Ukraine-Krieg

„Allerhöchste Hochachtung“

Zwischen Fabrik und Bunker: So sieht der Alltag aus für die Mitarbeiter des Autozulieferers Leoni in Lwiw. Vorstandschef Aldo Kamper ist beeindruckt von den Menschen in der Ukraine.

„Allerhöchste Hochachtung“

mic

Der Bordnetzhersteller Leoni bekennt sich klar zur Ukraine. Die Gedanken seien bei den dortigen Menschen, die ohne eigenes Verschulden Opfer des Angriffs auf ihr Land geworden seien, sagte Vorstandsvorsitzender Aldo Kamper in der Jahrespressekonferenz.

Das Unternehmen beschäftigt in dem Land, das der Aggressor Russland mit einem Angriffskrieg überzieht, unter normalen Bedingungen rund 7000 Menschen in zwei westukrainischen Werken. Sie arbeiten auf 70000 Quadratmeter Produktionsfläche. „Es ist beeindruckend und bewegend zugleich, in den Videocalls zu spüren, wie entschlossen die Mitarbeiterinnen und Mitarbeiter sind, sich nicht unterkriegen zu lassen“, sagte Kamper: „Das hat meine allerhöchste Hochachtung.“

Leoni hatte die Produktion von Kabelbäumen für die europäischen Autohersteller nach einem anfänglichen Stopp bereits – im Einklang mit dem Willen der Regierung – schnell auf 40% hochgefahren. Seit Anfang der Woche werde trotz der Ausgangssperren sogar wieder in zwei Schichten gearbeitet, sagte Kamper. Mit aktuell rund 4000 Mitarbeitern wolle Leoni auf diese Weise 60 bis 70% der ursprünglichen Kapazität erreichen. Leoni liefert ein Zehntel ihrer Kabelbaum-Kapazität für europäische Kunden aus der Ukraine heraus. Der dortige Jahresumsatz beträgt dem zukünftigen Finanzvorstand Harald Nippel zufolge weniger als 300 Mill. Euro, in Russland sind es weniger als 100 Mill. Euro.

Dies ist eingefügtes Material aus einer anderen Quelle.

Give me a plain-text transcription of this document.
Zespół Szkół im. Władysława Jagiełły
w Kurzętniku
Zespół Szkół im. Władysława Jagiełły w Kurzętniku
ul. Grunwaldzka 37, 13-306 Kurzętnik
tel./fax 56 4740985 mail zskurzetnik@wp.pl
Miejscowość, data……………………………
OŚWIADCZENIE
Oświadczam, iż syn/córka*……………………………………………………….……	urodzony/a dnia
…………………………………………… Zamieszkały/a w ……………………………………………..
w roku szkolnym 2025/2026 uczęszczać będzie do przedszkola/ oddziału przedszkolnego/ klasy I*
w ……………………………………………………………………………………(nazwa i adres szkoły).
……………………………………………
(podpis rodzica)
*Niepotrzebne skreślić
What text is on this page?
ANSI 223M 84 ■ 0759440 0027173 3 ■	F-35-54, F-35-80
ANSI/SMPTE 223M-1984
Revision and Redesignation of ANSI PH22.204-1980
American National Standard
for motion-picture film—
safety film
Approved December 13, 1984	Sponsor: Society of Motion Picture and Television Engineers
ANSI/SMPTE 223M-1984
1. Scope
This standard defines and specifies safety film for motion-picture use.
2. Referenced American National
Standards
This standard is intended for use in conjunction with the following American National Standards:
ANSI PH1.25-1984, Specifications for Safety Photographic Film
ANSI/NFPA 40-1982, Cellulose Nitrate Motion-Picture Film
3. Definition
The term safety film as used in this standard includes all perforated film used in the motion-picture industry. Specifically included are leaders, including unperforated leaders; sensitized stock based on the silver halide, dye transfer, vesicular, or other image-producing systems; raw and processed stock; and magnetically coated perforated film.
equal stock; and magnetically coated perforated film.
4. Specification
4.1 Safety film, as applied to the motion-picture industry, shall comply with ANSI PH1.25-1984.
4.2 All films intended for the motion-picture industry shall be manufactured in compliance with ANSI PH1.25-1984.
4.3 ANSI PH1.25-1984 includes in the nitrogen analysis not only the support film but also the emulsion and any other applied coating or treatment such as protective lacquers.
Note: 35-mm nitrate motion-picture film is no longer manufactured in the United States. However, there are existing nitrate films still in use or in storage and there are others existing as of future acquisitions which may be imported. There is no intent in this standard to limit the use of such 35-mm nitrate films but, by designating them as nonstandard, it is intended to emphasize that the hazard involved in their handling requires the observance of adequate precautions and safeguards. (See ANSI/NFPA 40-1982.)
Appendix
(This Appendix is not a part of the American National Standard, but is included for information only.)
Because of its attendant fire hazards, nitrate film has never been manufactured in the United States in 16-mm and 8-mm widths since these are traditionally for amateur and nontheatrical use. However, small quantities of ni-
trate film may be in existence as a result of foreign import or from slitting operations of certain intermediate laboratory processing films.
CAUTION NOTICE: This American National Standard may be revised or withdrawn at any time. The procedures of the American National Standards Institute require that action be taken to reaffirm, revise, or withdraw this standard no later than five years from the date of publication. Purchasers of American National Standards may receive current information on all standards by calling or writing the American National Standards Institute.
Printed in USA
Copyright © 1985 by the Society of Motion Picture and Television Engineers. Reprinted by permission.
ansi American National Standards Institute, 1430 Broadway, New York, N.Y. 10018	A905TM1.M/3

Der Alltag ist auch in Lwiw vom Krieg bestimmt. Es habe Raketenangriffe und Bombeneinschläge nicht weit entfernt von den Standorten gegeben, erklärte Kamper. Wenn Raketen aus Belarus anflögen, müssten die Mitarbeiter immer wieder in die Luftschutzbunker nahe den Fabriken fliehen. Sie verharrten dort bei wenigen Grad Celsius stundenlang in der Unsicherheit, wie es ausgehen werde, um danach an die Arbeit zurückzukehren. Die Mitarbeiter wollten damit zeigen, dass die Ukraine eine Zukunft habe. Dies sei für sie ihr Beitrag im Krieg, dass das Leben weitergehe. Es sei zu spüren, wie sie für ihr Land und ihre Art zu leben einstünden. Dementsprechend sei die Motivation sehr hoch.

Leoni ihrerseits sende mit den Autoherstellern das Signal in die Ukraine, dass man an dem Land festhalte. Es würden zwar aktuell an anderen Standorten in Osteuropa und Afrika ukrainische Produktionskapazitäten dupliziert. Doch hätten sich die Autohersteller und Leoni klar dazu bekannt, dass sie die Kabelbäume so lange wie möglich aus der Ukraine bezögen und auch langfristig an den Standorten festhielten.